Constitution des collections

Au milieu du XXe siècle, la Ville de Bruxelles ne possédait que quelques pièces de dentelle de Bruxelles exposées à la Maison du Roi. Cette dentelle dont l’industrie a aujourd’hui complètement disparu, a pourtant fait rayonner la réputation de notre capitale aux quatre coins du monde occidental. Des achats de dentelles auprès de collectionneurs privés ont ainsi permis d’élaborer un ensemble cohérent de la production de nos régions. Mais présenter la dentelle hors de son contexte, la mode, relève de l’utopie. C’est pourquoi, très vite après l’ouverture du Musée, en 1977, il s’est avéré indispensable la constitution d’un fonds de costumes anciens afin de mettre en perspective la présentation des dentelles.

La constitution d’une collection iconographique est également indispensable pour la datation des costumes. Des collections entières de périodiques de mode illustrés ont intégré la bibliothèque du musée. Des portraits présentant un intérêt du point de vue de l’histoire du costume, a fortiori s’ils sont l’œuvre de peintres belges ou bruxellois rejoignent les collections.
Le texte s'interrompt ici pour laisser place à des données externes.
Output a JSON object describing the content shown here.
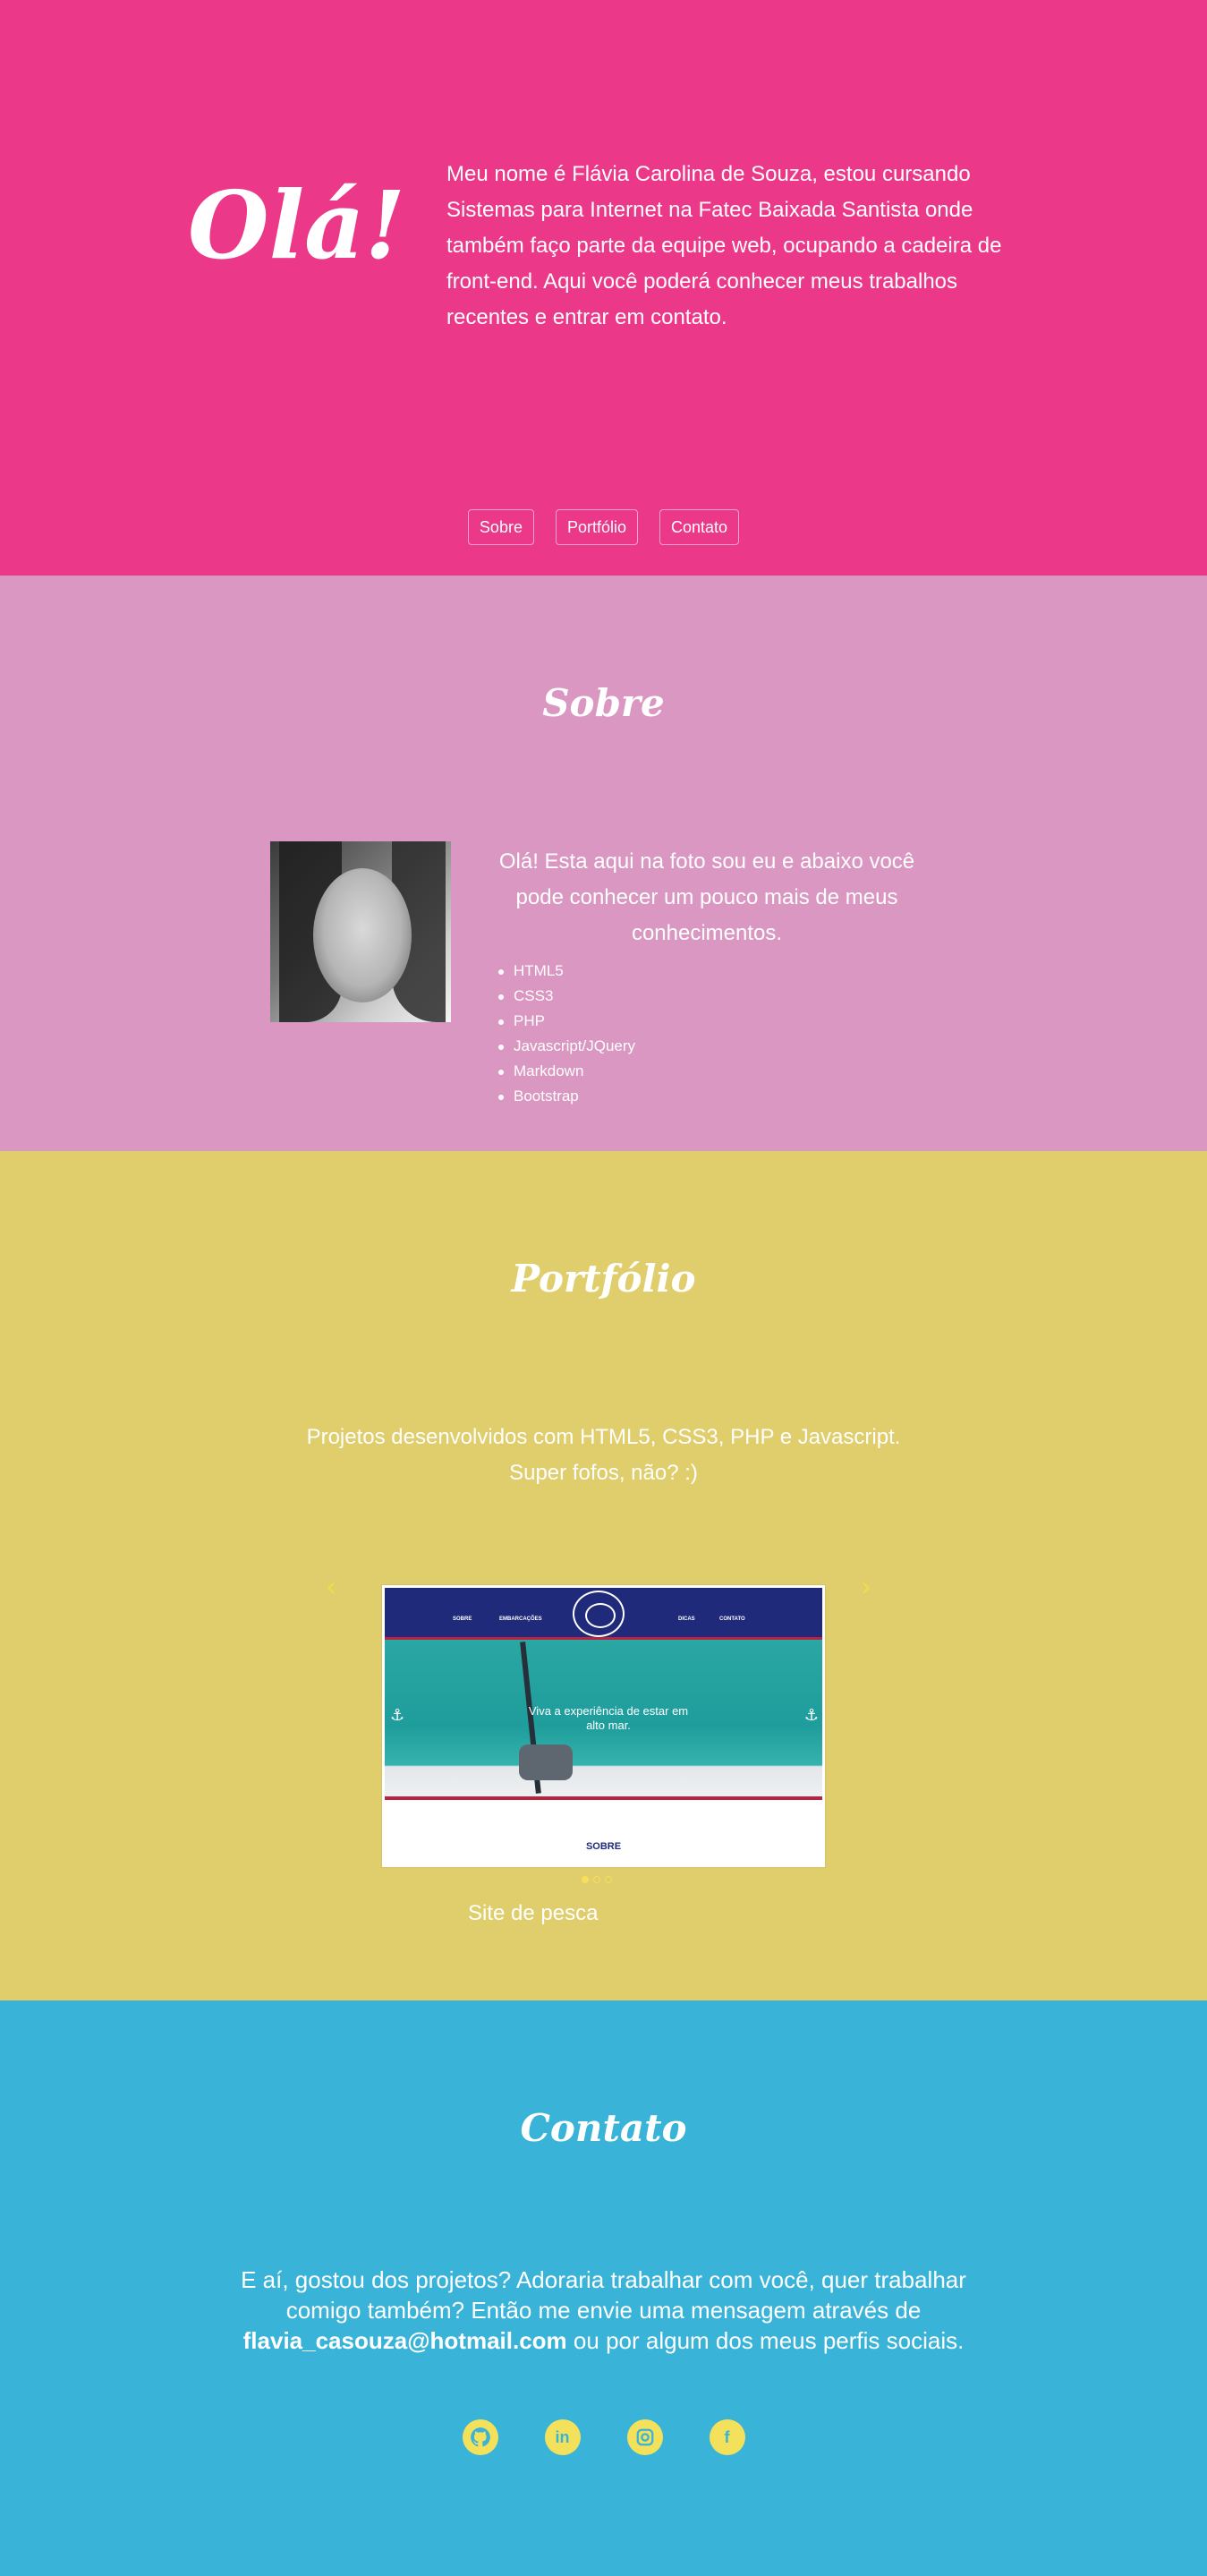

Cet apport assure l’agrément et la bonne compréhension des présentations.

La conservation – Les restaurations

Chaque exposition donne l’occasion d’entamer une campagne de restauration des pièces à présenter : consolidations, nettoyage, fabrication de doublures et de fonds de présentation notamment pour les vêtements en dentelle, adaptation des bustes de présentation. La plupart de ces tâches sont confiées à des spécialistes principalement à l’extérieur. Le Musée ne dispose pas d’atelier de restauration mais surtout la diversité des collections exige autant de disciplines que de types d’objets. 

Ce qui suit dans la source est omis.